Innovation and R&D Innovation is at the center of F5’s strategy. The company is deliberately moving from hardware appliances to a unified software and SaaS platform that spans data centers, public clouds, and edge environments. Acquisitions such as NGINX and Volterra have strengthened its position in modern, cloud‑native and distributed architectures, while the CalypsoAI deal pushes it into AI security for large language models and AI workloads. The ADSP platform aims to bring all of these capabilities together in a single, simpler experience.

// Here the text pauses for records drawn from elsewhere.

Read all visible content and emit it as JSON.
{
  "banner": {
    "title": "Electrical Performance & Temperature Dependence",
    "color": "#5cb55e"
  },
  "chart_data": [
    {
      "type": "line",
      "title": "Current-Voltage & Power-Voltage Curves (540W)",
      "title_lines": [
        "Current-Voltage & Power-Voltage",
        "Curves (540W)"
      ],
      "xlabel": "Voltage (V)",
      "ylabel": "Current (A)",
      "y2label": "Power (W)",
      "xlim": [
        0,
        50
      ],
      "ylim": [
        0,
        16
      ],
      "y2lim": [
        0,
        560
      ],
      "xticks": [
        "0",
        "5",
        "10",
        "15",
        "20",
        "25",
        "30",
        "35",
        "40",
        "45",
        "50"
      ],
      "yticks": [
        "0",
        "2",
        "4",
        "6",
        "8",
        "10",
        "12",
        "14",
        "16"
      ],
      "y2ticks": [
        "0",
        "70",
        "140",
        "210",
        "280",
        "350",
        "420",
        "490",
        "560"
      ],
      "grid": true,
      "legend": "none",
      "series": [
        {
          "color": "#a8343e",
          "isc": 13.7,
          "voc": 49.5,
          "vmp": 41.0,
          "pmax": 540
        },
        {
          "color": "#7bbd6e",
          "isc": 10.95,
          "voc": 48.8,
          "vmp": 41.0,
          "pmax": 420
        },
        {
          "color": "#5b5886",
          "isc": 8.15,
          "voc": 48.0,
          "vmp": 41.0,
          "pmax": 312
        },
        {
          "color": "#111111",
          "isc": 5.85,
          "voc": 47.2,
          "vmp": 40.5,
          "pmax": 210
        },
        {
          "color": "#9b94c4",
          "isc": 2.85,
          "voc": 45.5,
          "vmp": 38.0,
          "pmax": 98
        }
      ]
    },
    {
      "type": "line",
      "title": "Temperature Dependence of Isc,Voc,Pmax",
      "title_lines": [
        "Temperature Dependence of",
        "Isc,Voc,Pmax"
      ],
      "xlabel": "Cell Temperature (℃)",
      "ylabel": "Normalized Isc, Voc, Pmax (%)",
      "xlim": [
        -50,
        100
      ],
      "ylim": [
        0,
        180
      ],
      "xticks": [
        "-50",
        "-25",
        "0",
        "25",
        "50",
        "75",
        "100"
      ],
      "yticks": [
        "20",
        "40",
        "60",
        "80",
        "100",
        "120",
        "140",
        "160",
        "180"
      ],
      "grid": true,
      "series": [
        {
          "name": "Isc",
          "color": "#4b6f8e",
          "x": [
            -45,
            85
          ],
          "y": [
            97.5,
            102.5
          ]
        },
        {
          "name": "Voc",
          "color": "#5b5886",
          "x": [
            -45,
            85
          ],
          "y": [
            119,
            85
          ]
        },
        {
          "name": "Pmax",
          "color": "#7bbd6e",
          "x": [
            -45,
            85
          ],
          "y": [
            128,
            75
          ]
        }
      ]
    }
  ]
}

F5 is also experimenting with emerging technologies like WebAssembly and post‑quantum cryptography. Overall, R&D is clearly focused on long‑term trends—multi‑cloud, API security, AI, and edge—though successful commercialization and adoption of these innovations remain key execution risks.


Summary

F5 looks like a mature, profitable technology company in the middle of a significant but generally well‑managed transformation. Financially, it shows steady revenue growth, improving margins, and strong cash generation, supported by a clean balance sheet with net cash and growing equity. Strategically, it is shifting from hardware to a software‑ and SaaS‑led model, leaning into application security, multi‑cloud delivery, and AI‑related use cases. Its long history in traffic management, large enterprise customer base, and cloud‑agnostic positioning support a solid competitive footing. The main opportunities lie in accelerating software and subscription growth, scaling its unified platform, and capitalizing on AI‑driven application and security needs. The main risks revolve around intense competition from cloud and security players, successful integration of new technologies and acquisitions, potential lingering effects of past security incidents, and the challenge of executing a complex business model shift. Overall, the picture is of a financially strong company with meaningful competitive assets, working to translate them into durable, software‑centric growth.